Es ist schon sehr ungewöhnlich, dass die chinesische Zentralbank Maßnahmen verkündet, deren einziges Ziel es ist, die Kurse chinesischer Aktien nach oben zu treiben. Nichts anderes hat es mit der Swap-Fazilität in Höhe von 500 Milliarden RMB auf sich, die Brokern, Fondsgesellschaften und Versicherern erlaubt, Wertpapiere als Sicherheit bei der Zentralbank zu hinterlegen, um frisches Kapital zu erhalten, das exklusiv zum Erwerb weiterer Wertpapiere dient. Zudem wurde ein Programm in Höhe von 300 Milliarden RMB verabschiedet, das gelisteten Unternehmen erlaubt, Geld für den Rückkauf ihrer Aktien zu leihen.
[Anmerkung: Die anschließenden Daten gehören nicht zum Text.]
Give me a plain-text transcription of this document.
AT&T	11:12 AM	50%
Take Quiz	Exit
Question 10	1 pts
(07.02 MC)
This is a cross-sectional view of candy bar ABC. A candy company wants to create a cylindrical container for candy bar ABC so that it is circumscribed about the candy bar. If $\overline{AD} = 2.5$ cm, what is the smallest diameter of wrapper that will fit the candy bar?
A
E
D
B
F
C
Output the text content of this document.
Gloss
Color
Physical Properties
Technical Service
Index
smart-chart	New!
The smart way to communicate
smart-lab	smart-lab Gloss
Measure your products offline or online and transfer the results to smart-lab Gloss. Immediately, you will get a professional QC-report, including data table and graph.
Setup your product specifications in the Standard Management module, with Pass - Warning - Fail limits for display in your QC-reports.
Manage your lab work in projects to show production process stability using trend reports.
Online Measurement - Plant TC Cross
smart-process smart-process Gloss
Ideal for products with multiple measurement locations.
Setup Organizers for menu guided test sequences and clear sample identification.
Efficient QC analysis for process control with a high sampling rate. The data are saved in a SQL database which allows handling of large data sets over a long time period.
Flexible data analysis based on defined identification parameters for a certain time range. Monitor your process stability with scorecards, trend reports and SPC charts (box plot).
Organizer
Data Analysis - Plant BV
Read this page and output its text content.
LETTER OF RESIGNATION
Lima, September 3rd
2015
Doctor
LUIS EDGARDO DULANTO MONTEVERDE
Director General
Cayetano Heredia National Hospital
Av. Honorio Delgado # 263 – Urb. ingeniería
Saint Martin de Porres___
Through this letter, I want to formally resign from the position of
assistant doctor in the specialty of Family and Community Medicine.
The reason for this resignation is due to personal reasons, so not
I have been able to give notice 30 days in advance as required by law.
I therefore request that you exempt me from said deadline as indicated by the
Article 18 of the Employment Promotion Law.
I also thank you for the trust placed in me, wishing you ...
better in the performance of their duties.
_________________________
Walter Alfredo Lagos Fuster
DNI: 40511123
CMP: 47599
Chinas Regierung hat erkannt, wie wichtig stabile Aktienkurse für die Stimmung der Konsumenten und der Wirtschaft sind. Eine Erkenntnis, für die Japans Zentralbank rund 30 Jahre gebraucht hat.

Shift in der Rhetorik

Zentralbankchef Pan Gongsheng machte klar, dass das Arsenal an Liquidität für Interventionen quasi unendlich groß sei. Wenn die 500 Milliarden Swap-Fazilität nicht ausreichen, “dann erwäge man weitere 500 Milliarden und danach weitere 500 Milliarden”. Schnell haben die Anleger das als “What-ever-it-takes-Moment” des PBOC interpretiert. Bemerkenswert war auch die Ankündigung, dass weitere Zinssenkungen bereits dieses Jahr folgen würden. Auch das Politbüro überraschte mit bemerkenswerten Aussagen. Zum ersten Mal machte Xi Jinpings Regierung klar, dass man “den Preisverfall bei Immobilien stoppen” werde. Der Markt jubelte über die Absicht, Fragen über das “Wie” wurden dann erst nach der “Golden Week” aufgeworfen.

Die Fiskal-Bazooka kommt

Die Fiskal-Bazooka kommt. Ob der Staat nun diesen Monat den Umfang von 2 Billionen, 4 Billionen oder sogar 10 Billionen RMB verkünden wird, ist noch unklar. Das Dilemma ist aber jetzt schon, dass die Erwartungen der Realität enteilen können, wenn nur Zahlen präsentiert und nicht nachhaltige strukturelle Reformen angekündigt werden. Die ersten Schritte sind allerdings glaubwürdig genug gewesen, um etliche Investoren zu überzeugen – und uns vorsichtig optimistisch zu stimmen.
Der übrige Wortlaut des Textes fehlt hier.